# Lincoln MKT



## MiaJay (May 4, 2018)

Any of you guys drive one of these? Nice car, but I sat in the 3rd row. I'm no giant (5'8"), but my head was pressed up on the ceiling. Do any of you mkt drivers get cancelled on for xl or suv rides?


----------



## Uber's Guber (Oct 22, 2017)

That 3rd row is designed for children. 
Try hanging out with fewer dudes at night.


----------



## MiaJay (May 4, 2018)

Uber's Guber said:


> That 3rd row is designed for children.
> Try hanging out with fewer dudes at night.

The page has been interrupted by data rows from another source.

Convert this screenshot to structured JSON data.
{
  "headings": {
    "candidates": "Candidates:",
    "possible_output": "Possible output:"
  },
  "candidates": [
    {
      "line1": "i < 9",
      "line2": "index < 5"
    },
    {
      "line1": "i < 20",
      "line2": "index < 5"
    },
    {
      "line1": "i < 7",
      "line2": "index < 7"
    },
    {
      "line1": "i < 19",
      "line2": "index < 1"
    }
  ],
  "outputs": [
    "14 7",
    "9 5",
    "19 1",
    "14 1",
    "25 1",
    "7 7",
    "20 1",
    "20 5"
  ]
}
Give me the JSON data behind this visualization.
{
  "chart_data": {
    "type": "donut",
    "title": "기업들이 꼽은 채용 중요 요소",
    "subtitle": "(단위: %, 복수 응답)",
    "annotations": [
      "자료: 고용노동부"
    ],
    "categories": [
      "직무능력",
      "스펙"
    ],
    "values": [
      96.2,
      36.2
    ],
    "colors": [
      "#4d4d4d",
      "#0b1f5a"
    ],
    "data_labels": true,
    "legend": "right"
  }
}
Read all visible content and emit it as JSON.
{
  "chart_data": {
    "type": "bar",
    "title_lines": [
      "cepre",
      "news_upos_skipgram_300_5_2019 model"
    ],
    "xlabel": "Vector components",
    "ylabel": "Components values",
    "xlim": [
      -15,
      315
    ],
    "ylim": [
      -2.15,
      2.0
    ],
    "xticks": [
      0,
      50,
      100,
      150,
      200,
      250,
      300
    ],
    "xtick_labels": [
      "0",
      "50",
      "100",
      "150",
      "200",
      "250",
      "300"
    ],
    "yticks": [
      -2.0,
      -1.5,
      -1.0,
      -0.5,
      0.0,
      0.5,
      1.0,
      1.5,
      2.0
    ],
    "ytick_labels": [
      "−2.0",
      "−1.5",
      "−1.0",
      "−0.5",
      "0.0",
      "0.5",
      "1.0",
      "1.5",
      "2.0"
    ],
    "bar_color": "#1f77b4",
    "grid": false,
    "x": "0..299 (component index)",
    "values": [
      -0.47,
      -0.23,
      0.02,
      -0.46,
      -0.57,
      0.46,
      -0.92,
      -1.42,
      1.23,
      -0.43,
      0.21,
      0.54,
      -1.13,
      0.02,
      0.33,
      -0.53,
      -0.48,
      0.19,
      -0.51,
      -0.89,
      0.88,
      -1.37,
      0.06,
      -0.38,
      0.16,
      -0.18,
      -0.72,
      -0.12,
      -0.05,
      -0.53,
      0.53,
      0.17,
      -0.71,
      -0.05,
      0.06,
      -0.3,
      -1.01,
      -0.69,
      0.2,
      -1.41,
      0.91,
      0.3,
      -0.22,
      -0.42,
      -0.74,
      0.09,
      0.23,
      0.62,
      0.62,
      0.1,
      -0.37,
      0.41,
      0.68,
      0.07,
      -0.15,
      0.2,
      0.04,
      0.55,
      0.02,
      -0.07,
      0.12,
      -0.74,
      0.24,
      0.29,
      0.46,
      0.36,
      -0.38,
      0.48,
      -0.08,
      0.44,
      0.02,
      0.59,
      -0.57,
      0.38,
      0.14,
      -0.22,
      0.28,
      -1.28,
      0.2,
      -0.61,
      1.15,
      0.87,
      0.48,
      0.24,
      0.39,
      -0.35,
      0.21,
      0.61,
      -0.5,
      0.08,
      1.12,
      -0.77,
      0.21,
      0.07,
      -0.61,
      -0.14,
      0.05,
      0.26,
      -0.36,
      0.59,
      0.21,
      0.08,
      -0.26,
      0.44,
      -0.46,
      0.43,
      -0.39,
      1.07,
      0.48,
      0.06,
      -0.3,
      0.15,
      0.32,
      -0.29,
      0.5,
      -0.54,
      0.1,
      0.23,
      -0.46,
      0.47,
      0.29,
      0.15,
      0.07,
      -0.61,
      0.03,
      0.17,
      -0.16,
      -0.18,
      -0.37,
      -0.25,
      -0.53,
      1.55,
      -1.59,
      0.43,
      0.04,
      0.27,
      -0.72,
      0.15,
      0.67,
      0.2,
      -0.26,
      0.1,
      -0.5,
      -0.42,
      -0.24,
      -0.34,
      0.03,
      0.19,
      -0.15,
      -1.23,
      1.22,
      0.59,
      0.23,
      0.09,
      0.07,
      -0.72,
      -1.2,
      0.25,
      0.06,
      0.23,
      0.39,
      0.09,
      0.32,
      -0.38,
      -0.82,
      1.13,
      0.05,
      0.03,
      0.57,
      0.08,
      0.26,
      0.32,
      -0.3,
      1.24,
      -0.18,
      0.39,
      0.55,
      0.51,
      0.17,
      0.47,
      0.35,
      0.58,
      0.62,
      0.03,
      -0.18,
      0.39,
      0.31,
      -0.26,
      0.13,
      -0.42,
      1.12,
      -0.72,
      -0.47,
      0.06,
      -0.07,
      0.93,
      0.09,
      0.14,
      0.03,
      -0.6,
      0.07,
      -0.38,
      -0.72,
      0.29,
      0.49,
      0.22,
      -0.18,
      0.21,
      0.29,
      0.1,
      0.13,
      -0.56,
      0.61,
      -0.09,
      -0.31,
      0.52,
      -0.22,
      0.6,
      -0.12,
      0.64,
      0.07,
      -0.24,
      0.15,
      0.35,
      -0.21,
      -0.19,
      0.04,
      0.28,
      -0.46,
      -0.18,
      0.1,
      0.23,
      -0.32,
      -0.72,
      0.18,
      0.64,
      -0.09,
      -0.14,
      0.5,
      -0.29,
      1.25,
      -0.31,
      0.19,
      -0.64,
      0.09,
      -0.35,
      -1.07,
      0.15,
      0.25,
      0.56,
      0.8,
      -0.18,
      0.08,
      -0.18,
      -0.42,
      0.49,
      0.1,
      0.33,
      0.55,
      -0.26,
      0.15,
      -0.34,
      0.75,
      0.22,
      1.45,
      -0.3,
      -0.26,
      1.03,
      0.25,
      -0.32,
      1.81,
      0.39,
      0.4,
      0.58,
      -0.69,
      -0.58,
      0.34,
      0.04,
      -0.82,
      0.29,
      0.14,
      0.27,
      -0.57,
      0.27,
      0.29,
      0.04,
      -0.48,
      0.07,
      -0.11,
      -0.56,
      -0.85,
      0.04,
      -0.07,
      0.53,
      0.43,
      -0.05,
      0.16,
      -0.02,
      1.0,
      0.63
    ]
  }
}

Not really hanging out with anyone these days. I took one for a test drive and heard the back seat was useless so I had to try it out. So if anyone with helpful info doesn't mind sharing that'd be great.


----------



## Uber's Guber (Oct 22, 2017)

MiaJay said:


> Not really hanging out with anyone these days.


Maybe try downloading the Tinder app.


----------



## steveK2016 (Jul 31, 2016)

Ive ordered XL and got an UBERSUV once (had commercial plates and tags) that was an MKT. One of our sales guys is on the girthy side, but it was only 3 of us so we didn't get into the 3rd row. Im surprised that its so small, the 3rd row in my Santa Fe is comfortable, just on Saturday alone i took about 5 XL trips that utilized the 3rd row with no complaints. I probably wouldnt want to be stuck back there for hours but even an airport run wouldn't be terrible.

im 5'11 and am comfortable enough in the 3rd row of a Santa Fe.


----------



## RideshareGentrification (Apr 10, 2018)

Mkt 3rd row isn't awful head room is limited forsure but it's got decent space it's got more room than mdx xc90 or qx60. 
Lincoln screwed up on the mkt they really should have just kept the Aviator going the Explorer is a perfect rideshare car with 3 useful rows and a good amount of 3rd row cargo room in fact only the suburbans and Expedition El have more 3rd row cargo space. They could have dressed up the interior and slapped a Lincoln badge on it and been good to go. The mkt is based on the same chasis but it's so much smaller


----------



## MiaJay (May 4, 2018)

Thanks for the replies.


----------